11 Şubat 2017 12:14

Barış Yarkadaş, Silivri Cezaevindeki yazarlarla görüştü

CHP'li Barış Yarkadaş, 'Cumhuriyet Gazetesi yazarlarının iddianamesine yazacak bir şey bulamıyorsunuz, gelin bu eziyete son verin' çağrısı yaptı.
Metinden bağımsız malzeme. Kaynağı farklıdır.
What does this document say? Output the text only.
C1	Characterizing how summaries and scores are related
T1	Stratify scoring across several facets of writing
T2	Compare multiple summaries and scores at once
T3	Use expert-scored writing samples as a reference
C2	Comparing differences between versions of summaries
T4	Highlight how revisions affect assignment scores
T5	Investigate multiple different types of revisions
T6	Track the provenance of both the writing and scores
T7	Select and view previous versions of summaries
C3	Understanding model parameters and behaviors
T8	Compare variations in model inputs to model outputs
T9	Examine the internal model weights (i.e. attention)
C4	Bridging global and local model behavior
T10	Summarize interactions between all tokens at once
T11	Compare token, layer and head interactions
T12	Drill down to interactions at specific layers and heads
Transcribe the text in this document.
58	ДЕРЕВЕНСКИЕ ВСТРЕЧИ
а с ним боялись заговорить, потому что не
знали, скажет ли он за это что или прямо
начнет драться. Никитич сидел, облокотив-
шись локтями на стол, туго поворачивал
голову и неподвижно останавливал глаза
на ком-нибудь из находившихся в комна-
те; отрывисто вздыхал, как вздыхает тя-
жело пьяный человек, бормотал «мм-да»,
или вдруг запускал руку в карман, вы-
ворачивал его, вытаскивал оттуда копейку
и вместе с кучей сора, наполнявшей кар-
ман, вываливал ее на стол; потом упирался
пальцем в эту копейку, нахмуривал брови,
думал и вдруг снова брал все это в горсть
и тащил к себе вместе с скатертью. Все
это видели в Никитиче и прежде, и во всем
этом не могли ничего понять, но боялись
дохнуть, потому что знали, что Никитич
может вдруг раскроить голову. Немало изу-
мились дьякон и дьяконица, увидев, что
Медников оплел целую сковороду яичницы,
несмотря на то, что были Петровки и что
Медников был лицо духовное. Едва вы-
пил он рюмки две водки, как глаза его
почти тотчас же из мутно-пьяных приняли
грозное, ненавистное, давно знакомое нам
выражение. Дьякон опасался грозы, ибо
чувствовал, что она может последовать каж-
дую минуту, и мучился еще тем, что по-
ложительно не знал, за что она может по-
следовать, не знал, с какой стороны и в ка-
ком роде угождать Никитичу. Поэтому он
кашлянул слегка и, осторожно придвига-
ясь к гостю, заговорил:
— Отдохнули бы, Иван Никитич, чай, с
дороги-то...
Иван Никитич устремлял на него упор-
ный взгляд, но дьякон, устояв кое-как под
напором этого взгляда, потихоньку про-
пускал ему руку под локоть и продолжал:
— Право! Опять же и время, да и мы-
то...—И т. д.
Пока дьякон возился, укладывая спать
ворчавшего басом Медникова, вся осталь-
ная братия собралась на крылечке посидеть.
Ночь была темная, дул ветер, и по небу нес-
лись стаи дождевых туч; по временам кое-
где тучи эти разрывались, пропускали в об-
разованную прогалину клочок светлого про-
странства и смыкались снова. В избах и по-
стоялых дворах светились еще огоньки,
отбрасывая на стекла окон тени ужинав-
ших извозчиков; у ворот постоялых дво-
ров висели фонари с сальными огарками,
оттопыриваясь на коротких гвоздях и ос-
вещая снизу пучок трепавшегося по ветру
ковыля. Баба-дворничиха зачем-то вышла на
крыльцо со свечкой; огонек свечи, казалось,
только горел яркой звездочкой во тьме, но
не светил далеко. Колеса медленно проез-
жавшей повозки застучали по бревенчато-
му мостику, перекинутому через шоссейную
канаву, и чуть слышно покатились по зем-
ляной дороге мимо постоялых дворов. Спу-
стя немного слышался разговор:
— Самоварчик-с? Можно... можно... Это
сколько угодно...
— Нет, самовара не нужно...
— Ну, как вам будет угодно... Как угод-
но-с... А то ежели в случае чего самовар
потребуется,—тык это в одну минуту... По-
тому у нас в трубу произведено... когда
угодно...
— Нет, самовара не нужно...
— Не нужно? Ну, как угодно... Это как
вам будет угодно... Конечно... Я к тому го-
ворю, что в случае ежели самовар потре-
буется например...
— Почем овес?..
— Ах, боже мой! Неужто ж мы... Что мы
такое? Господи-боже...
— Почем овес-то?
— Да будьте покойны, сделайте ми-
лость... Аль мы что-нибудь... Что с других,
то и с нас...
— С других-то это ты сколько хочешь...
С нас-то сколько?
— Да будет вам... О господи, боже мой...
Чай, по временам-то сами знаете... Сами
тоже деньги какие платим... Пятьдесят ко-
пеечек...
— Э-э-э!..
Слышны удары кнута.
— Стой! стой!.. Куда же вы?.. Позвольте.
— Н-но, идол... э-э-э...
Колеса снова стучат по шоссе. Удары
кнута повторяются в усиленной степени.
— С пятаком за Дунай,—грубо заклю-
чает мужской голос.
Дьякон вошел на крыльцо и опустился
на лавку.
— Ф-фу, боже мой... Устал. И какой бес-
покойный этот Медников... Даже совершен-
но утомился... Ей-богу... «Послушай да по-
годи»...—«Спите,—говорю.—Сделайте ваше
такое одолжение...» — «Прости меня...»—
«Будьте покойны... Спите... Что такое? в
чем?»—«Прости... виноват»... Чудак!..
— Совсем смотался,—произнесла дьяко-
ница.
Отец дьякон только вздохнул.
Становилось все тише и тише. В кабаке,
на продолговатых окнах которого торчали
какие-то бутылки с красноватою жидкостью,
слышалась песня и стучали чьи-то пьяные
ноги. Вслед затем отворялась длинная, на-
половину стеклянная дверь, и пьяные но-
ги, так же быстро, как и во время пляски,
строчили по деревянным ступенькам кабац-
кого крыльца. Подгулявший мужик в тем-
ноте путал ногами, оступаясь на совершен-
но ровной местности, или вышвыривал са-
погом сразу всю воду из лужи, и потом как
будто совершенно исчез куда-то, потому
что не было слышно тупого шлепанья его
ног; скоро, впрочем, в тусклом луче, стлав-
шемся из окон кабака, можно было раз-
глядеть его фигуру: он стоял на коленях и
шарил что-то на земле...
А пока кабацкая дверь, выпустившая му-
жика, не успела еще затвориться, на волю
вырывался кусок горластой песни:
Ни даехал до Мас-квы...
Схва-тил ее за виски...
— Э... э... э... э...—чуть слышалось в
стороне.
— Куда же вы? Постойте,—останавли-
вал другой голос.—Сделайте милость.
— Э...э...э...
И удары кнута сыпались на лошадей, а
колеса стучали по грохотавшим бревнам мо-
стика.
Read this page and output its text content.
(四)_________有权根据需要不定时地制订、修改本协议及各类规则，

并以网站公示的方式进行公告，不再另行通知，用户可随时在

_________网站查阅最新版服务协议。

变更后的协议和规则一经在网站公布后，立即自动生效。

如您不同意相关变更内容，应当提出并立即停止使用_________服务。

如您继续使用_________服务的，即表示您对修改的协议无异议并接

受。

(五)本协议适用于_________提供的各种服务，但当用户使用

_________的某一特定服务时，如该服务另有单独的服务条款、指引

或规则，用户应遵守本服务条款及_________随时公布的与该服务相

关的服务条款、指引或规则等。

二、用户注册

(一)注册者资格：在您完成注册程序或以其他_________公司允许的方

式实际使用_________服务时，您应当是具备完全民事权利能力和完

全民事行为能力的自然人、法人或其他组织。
Barış Yarkadaş, Silivri Cezaevindeki yazarlarla görüştü

Silivri Cezaevinde Akın Atalay, Murat Sabuncu, Kadri Gürsel, Güray Öz, Hakan Kara, Turhan Günay, Musa Kart, Önder Çelik, Bülent Utku, M. Kemal Güngör ve Ahmet Şık’la görüşen Yarkadaş, “Gazeteci arkadaşlarımızın tek bir talebi var; o da iddianamenin bir an önce hazırlanması ve yargılama sürecinin başlaması’’ dedi.

ÜLKEYİ DÜŞÜNÜYORLAR

Cumhuriyet gazetesi çalışanlarının morallerinin ve sağlıklarının yerinde olduğunu ifade eden Yarkadaş, “Dışarıyı adım adım takip ettiklerini, gelişmeleri an be an izlediklerini gördüm. Ruhen ve bedenen sağlıklılar. Tek dertleri ülkedeki kötü gidişat. Özellikle aydınlara yönelik kıyıma çok üzüldüklerini ifade ettiler’’ diye konuştu.

Tutuklu gazetecilerle yaptığı görüşmede ülke sorunları üzerine konuştuklarını belirten Yarkadaş, “Medyaya yönelik baskıların artmasını endişeyle izliyorlar. Son KHK ile TV’lerin üzerinden denetim yasağının kalkmasının yaratacağı sakıncalar üzerine de değerlendirmeler yaptık” dedi.

'BU BİR CİNAYET'

Tutuklu Cumhuriyet yazarlarının, Başkanlık sisteminin ülkeye felaket getireceği yönünde ortak bir görüşte olduklarını ifade eden Yarkadaş, “En çok, böyle bir süreçte toplumu uyarma şansından yoksun bırakıldıklarına üzülüyorlar. Çünkü dışarıya yazı ve karikatür yollama, mektup yazma hakları ellerinden alınmış’’ ifadesini kullandı. Yarkadaş, “Yazarlar tek bir mektup alamıyor, tek bir mektup gönderemiyor. Bir gazetecinin yazı ve kalemle bağının koparılması cinayettir. Hepimizin gözlerinin önünde bir cinayet işleniyor’’ dedi.

TBMM’YE TAŞIYACAK

Cumhuriyet yazarlarının TV ve gazeteye erişme konusunda sıkıntı yaşamadıklarını ancak süreli yayınları takip edemediklerini belirten Yarkadaş, “Bu sorunun giderilmesi için Adalet Bakanlığı ile görüşeceğim. Ayrıca, mektup alma, yollama KHK kapsamına girmediği halde, keyfi bir biçimde yasak uygulanıyor. Bunu da TBMM gündemine taşıyacağım’’ diye konuştu.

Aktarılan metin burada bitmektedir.